The job of an OWL Patch is to replace the incoming audio samples with some new output audio. The same FloatArray object is used for both purposes: first you read the samples, then you write them. A simple stereo gain patch that multiplies each sample by a scalar could look like this:

class GainPatch : public Patch {
public:
  GainPatch(){
    registerParameter(PARAMETER_A, "Gain");
  }

  void processAudio(AudioBuffer &buffer){
    float gain = getParameterValue(PARAMETER_A);
    FloatArray left = buffer.getSamples(LEFT_CHANNEL);
    FloatArray right = buffer.getSamples(RIGHT_CHANNEL);
    for(int i=0; i<buffer.getSize(); ++i){
      left[i] = gain*left[i];
      right[i] = gain*right[i];
    }
  }
};

FloatArray defines many useful methods. In this case, instead of iterating over each sample in the buffer, we could have just called:

   left.multiply(gain);

to scale every sample in the buffer. For more information see the FloatArray API.

FloatArrays are also very useful for other things, like delay buffers, samples, filter coefficients. To allocate a new FloatArray on the heap, use its static create() and destroy() methods, and make sure to only do this within the call stack of the patch constructor and destructor. The same applies to many other classes in our library. On an embedded device, we don't want to allocate any memory in the audio processing functions, because this will lead to fragmentation and a heap of problems. So to speak. So instead we call our create() and destroy() functions like this:

class EchoPatch : public Patch {
private:
  FloatArray buffer;
public:
  EchoPatch(){
    registerParameter(PARAMETER_A, "Gain");
    // create a 1024 samples long buffer
    buffer = FloatArray::create(1024);
  }
  ~EchoPatch(){
    FloatArray::destroy(buffer);
  }
};

FloatArray is a very light-weight object (it only wraps a float* and a size_t) which is why we use value semantics instead of pointers or references. Other objects, such as BiquadFilter (used for cascaded high/low/notch/shelf filters), are passed by pointer.

MIDI

Incoming MIDI messages are passed on to the processMidi() callback method.

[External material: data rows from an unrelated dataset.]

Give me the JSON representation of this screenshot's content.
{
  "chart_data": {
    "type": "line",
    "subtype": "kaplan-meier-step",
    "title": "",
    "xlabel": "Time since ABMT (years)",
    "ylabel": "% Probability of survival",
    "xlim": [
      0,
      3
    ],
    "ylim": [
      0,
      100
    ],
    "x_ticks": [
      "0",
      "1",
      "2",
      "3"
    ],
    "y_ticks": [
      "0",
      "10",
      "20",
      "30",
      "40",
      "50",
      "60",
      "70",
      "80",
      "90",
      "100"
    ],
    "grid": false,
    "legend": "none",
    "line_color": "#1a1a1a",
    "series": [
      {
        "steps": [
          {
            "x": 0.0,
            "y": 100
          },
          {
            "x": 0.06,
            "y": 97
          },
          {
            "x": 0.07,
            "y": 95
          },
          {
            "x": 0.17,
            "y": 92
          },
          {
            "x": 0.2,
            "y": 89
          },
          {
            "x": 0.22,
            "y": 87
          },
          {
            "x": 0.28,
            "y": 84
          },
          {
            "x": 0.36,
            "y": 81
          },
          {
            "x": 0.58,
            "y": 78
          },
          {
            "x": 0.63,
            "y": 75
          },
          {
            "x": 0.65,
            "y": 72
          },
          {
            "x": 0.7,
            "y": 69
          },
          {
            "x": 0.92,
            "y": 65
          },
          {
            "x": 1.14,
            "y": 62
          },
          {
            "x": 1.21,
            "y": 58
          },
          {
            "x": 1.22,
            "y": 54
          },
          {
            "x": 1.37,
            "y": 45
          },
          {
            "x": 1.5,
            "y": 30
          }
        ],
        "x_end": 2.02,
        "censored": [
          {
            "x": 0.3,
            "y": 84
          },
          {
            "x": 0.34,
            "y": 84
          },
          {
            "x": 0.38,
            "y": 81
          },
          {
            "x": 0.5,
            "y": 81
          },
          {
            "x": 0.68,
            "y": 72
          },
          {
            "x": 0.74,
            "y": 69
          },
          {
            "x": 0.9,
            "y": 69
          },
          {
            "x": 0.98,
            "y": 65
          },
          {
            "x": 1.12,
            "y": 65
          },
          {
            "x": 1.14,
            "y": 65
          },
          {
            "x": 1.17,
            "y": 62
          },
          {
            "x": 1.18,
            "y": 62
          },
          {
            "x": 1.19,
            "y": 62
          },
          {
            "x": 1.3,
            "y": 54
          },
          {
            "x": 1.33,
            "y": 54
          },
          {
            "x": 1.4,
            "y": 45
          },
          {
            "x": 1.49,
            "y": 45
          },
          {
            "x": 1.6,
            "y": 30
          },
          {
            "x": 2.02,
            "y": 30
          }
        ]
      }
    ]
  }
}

Override this to provide your own MIDI handling procedures:

  void processMidi(MidiMessage msg){
    if(msg.isNoteOn()){
...

To send MIDI messages, use sendMidi(MidiMessage msg). The MidiMessage class has convencience functions for creating common message types:

      sendMidi(MidiMessage::note(channel, note, velocity));

See the MidiMessage API for more useful information.

Screen Patches

For hardware that have an OLED screen (such as Magus) you can write to its screen buffer directly in a callback method. To enable the callback, instead of extending the Patch base class, extend MonochromeScreenPatch, and overload its processScreen() callback:

class MyScreenPatch : public MonchromeScreenPatch {
    void processScreen(MonochromeScreenBuffer& screen){
       ...
    }
};

Most common draw functions are available in the ScreenBuffer class, such as drawLine(), drawCircle() and drawRectangle(), and methods for writing text. See the ScreenBuffer API for details.